This week, Sainsbury’s is launching a new trial which makes it the first UK retailer to reduce plastic packaging in fresh floral ranges on a large scale.
The 12 week trial, which will run in 167 Sainsbury’s stores, marks another step towards achieving the company’s commitment to reduce plastics by 50% by 2025, across all Sainsbury’s food operations.
Plastic sleeves will be removed from more than one million fresh floral bunches and bouquets and replaced with recyclable paper packaging during the trial, saving over 10 tonnes of plastic. The sticky tape used to secure the wrapping will also be replaced with recyclable paper tape.
Sainsbury’s has worked with its suppliers to ensure that paper wrapping is introduced at the point of manufacture, rather than plastic wrapping being removed from the flowers and replaced with paper.
“We are proud to be the first retailer to trial a large scale reduction of fresh floral plastics across 167 of our stores. Our customers have made it clear that they want us to reduce plastic packaging," said Judith Batchelar, Director of Sainsbury’s Brand.
“This initiative is very much a testing and learning activity for us, so we will be seeking feedback from customers as well as getting a better understanding of how our supply chain manages the new packaging throughout. This latest trial supports our broader goal of reducing, reusing, replacing and recycling more plastic.”
Sainsbury’s will closely monitor the supply chain process and customer feedback over the next 12 weeks to assess the overall performance of the trial before making a decision on next steps.
The trial will run into December and follows a range of initiatives the retailer has launched as part of its efforts to reduce, reuse, replace and recycle more plastic.
Sainsbury’s is also working alongside government and other businesses to support research and innovation in packaging and find long term, sustainable alternatives to plastic.
The retailer is looking to open source ideas, with a dedicated page on its website for customers, colleagues, manufacturers, entrepreneurs and other interested parties to submit ideas to help reduce plastic packaging: www.about.sainsburys.co.uk/helpreduceplastic. Since the launch of this online tool, Sainsbury’s has received over 600 suggestions.
Sainsbury’s is the first retailer to launch a ‘pre-cycling’ scheme across England and Scotland, allowing customers to deposit their unwanted plastic packaging before leaving the store. This scheme will offer customers dedicated recycle bins in stores and aims to recycle up to 1000 items per day in each store through the scheme. This scheme is an initial trial in 15 stores.

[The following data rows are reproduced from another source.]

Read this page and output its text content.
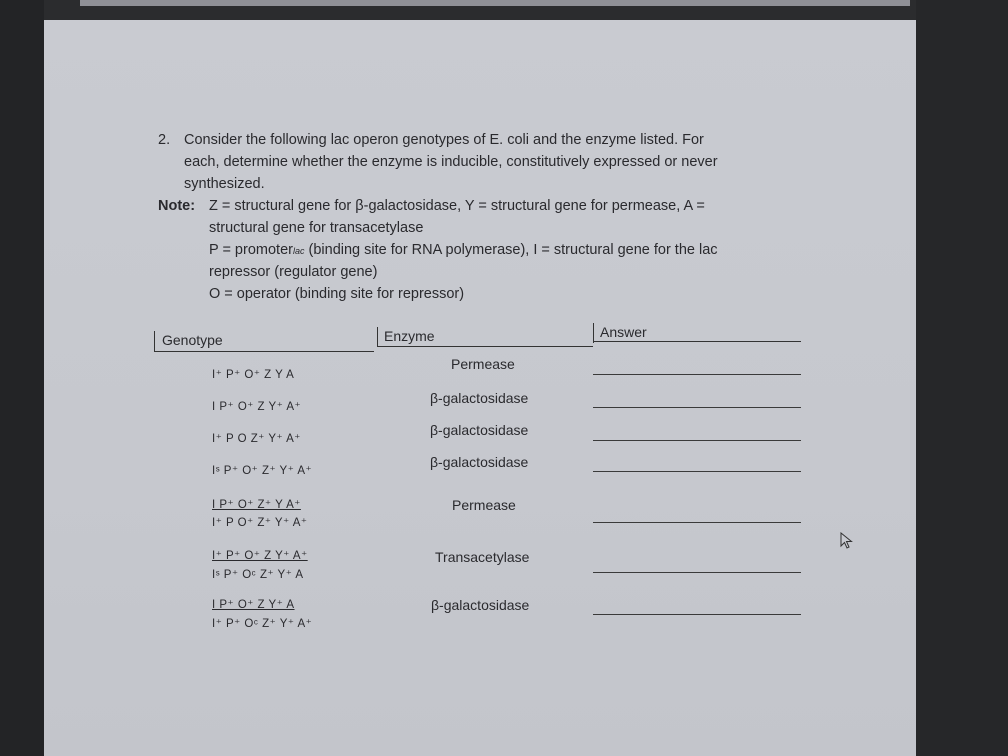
2. Consider the following lac operon genotypes of E. coli and the enzyme listed. For
each, determine whether the enzyme is inducible, constitutively expressed or never
synthesized.
Note: Z = structural gene for β-galactosidase, Y = structural gene for permease, A =
structural gene for transacetylase
P = promoterlac (binding site for RNA polymerase), I = structural gene for the lac
repressor (regulator gene)
O = operator (binding site for repressor)
Genotype	Enzyme	Answer
I⁺ P⁺ O⁺ Z Y A
Permease
I P⁺ O⁺ Z Y⁺ A⁺
β-galactosidase
I⁺ P O Z⁺ Y⁺ A⁺
β-galactosidase
Iˢ P⁺ O⁺ Z⁺ Y⁺ A⁺
β-galactosidase
I P⁺ O⁺ Z⁺ Y A⁺
I⁺ P O⁺ Z⁺ Y⁺ A⁺
Permease
I⁺ P⁺ O⁺ Z Y⁺ A⁺
Iˢ P⁺ Oᶜ Z⁺ Y⁺ A
Transacetylase
I P⁺ O⁺ Z Y⁺ A
I⁺ P⁺ Oᶜ Z⁺ Y⁺ A⁺
β-galactosidase
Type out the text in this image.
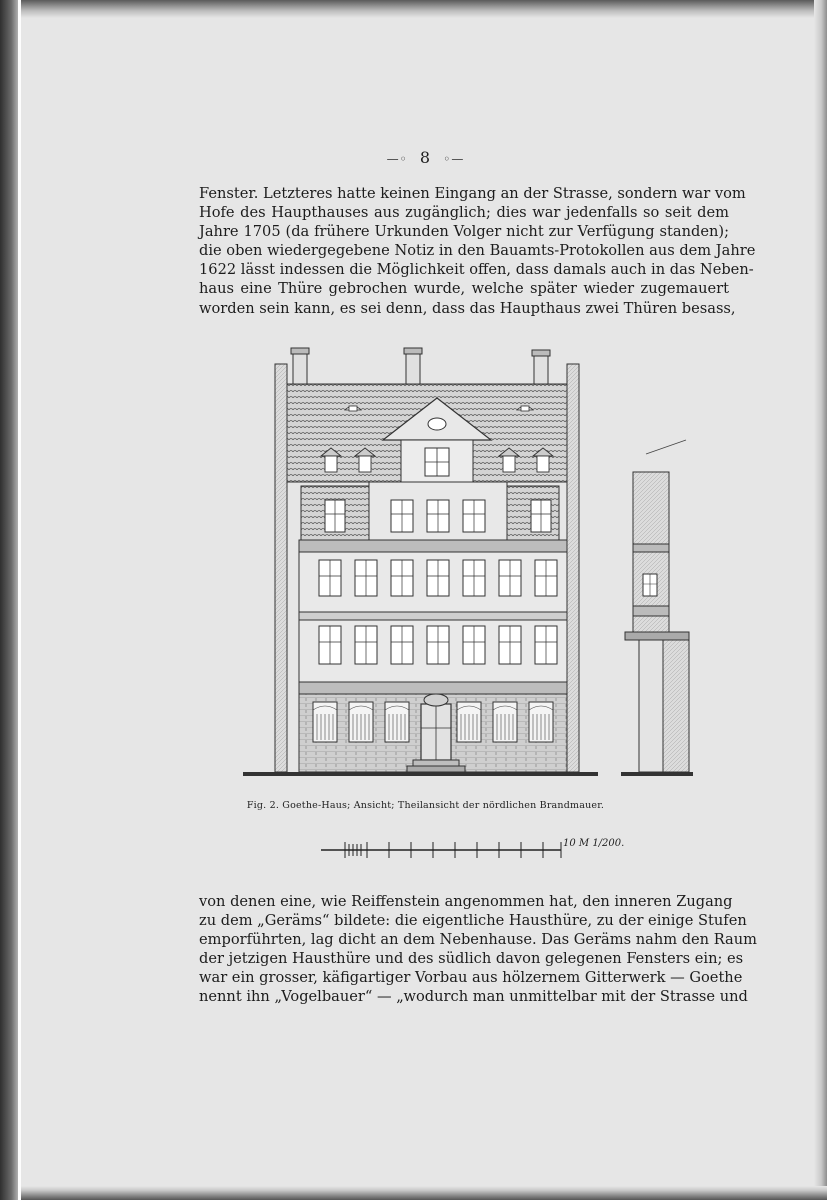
—◦ 8 ◦—
Fenster. Letzteres hatte keinen Eingang an der Strasse, sondern war vom
Hofe des Haupthauses aus zugänglich; dies war jedenfalls so seit dem
Jahre 1705 (da frühere Urkunden Volger nicht zur Verfügung standen);
die oben wiedergegebene Notiz in den Bauamts-Protokollen aus dem Jahre
1622 lässt indessen die Möglichkeit offen, dass damals auch in das Neben-
haus eine Thüre gebrochen wurde, welche später wieder zugemauert
worden sein kann, es sei denn, dass das Haupthaus zwei Thüren besass,
Fig. 2. Goethe-Haus; Ansicht; Theilansicht der nördlichen Brandmauer.
10 M 1/200.
von denen eine, wie Reiffenstein angenommen hat, den inneren Zugang
zu dem „Geräms“ bildete: die eigentliche Hausthüre, zu der einige Stufen
emporführten, lag dicht an dem Nebenhause. Das Geräms nahm den Raum
der jetzigen Hausthüre und des südlich davon gelegenen Fensters ein; es
war ein grosser, käfigartiger Vorbau aus hölzernem Gitterwerk — Goethe
nennt ihn „Vogelbauer“ — „wodurch man unmittelbar mit der Strasse und
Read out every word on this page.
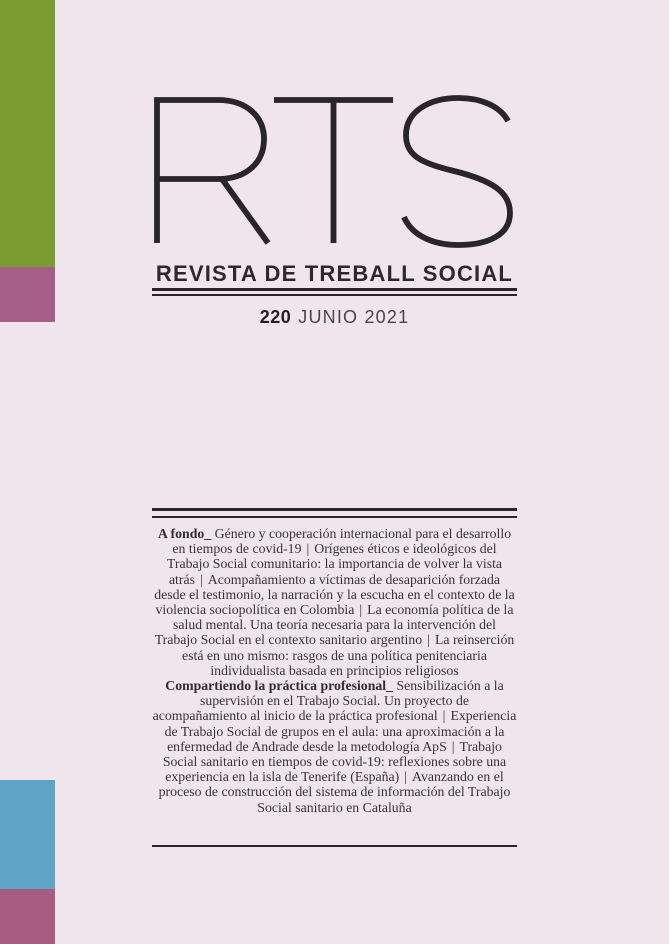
REVISTA DE TREBALL SOCIAL
220 JUNIO 2021
A fondo_ Género y cooperación internacional para el desarrollo en tiempos de covid-19 | Orígenes éticos e ideológicos del Trabajo Social comunitario: la importancia de volver la vista atrás | Acompañamiento a víctimas de desaparición forzada desde el testimonio, la narración y la escucha en el contexto de la violencia sociopolítica en Colombia | La economía política de la salud mental. Una teoría necesaria para la intervención del Trabajo Social en el contexto sanitario argentino | La reinserción está en uno mismo: rasgos de una política penitenciaria individualista basada en principios religiosos
Compartiendo la práctica profesional_ Sensibilización a la supervisión en el Trabajo Social. Un proyecto de acompañamiento al inicio de la práctica profesional | Experiencia de Trabajo Social de grupos en el aula: una aproximación a la enfermedad de Andrade desde la metodología ApS | Trabajo Social sanitario en tiempos de covid-19: reflexiones sobre una experiencia en la isla de Tenerife (España) | Avanzando en el proceso de construcción del sistema de información del Trabajo Social sanitario en Cataluña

In addition, Sainsbury’s is launching the following initiatives over the coming weeks:
• Removing plastic bags from its bakery sections after a successful trial in three stores, removing 26 tonnes
• Removing plastic bags from fresh produce departments – plastic bags will be replaced with reusable produce bags, removing 480 tonnes per year
• Removing all plastic bags from online grocery deliveries from the start of October
• Replacing hard-to-recycle black plastic with more easily recyclable natural CPET trays in all chilled ready meals, including the new Taste the Difference range of Indian ready meals - this is set to save 180 tonnes of plastic
• Launching an exclusive partnership with Tefal to encourage customers to recycle used kitchenware in 333 stores
The supermarket has also announced that it has removed plastic trays from all feta cheese displays saving 36 tonnes of plastic each year.